Weekly jobless claims stayed above 1 million for the 13th consecutive week as the coronavirus pandemic continued to hammer at the U.S. economy.
First-time claims totaled 1.5 million last week, higher than the 1.3 million that economists surveyed by Dow Jones had been expecting. That was 58,000 lower than the previous week’s 1.566 million, which was revised up by 24,000.
The elevated claims number persists even as all states have reopened to various extents and nonfarm payrolls grew by 2.5 million in May. Before the coronavirus, the record for a single week was 695,000 in September 1982.
Continuing claims, or those who have been receiving unemployment benefits for at least two weeks, nudged lower to 20.5 million, a decline of 62,000 from the previous week.

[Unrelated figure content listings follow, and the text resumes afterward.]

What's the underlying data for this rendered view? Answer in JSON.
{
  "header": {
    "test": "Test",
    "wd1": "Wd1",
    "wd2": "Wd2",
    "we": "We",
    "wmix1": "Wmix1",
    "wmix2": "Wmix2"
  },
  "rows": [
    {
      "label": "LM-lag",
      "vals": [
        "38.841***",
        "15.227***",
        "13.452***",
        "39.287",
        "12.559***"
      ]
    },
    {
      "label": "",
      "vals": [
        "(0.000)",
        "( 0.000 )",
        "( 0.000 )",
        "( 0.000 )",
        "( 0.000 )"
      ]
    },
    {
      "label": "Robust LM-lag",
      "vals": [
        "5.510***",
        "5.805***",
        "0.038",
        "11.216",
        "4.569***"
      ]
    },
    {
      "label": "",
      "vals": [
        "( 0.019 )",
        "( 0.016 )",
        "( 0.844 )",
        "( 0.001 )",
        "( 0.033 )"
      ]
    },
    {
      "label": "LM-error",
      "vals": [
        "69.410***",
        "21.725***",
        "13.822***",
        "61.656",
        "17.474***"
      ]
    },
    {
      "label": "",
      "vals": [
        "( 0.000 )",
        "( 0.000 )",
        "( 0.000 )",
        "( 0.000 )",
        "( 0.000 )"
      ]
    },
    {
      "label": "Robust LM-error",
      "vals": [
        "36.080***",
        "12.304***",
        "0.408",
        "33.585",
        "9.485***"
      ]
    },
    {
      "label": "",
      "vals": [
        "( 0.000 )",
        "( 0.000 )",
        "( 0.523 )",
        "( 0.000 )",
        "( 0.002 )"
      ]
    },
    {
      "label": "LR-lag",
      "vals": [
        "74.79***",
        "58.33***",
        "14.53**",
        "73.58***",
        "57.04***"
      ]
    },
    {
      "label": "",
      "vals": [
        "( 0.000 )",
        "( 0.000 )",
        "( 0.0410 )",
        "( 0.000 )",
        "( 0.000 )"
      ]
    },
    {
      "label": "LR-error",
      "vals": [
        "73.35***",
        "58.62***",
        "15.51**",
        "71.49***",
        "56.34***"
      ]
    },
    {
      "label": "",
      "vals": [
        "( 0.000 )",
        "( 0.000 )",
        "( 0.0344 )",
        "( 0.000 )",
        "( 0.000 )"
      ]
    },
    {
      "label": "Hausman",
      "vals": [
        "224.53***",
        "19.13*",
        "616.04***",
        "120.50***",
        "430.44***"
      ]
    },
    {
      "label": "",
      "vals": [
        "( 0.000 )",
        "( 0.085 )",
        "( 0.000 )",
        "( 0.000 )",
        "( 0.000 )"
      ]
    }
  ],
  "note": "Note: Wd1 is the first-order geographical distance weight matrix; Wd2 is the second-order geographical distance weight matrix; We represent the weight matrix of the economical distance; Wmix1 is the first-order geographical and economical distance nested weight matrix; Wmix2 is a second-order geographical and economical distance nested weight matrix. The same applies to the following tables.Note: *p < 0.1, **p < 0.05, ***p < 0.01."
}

In addition to the standard filings there were 760,526 claims filed under the Pandemic Unemployment Assistance program, an increase of more than 65,000, according to unadjusted numbers.
The total of those receiving benefits to 29.1 million as of May 30, which was the most recent week for which data was available. That was a decrease of 375,522 from the previous week.
Numbers not adjusted for seasonality showed 1.43 million claims, a decline of 128,240, or 8.2%. Some economists are watching that number more closely as seasonal factors are playing less of a role due to the unusual nature of the coronavirus-related work stoppages.
Florida (-25,863) and Oklahoma (-20,788) both showed sizable drops from the previous week, according to unadjusted numbers. Texas showed the biggest gain, with 4,219.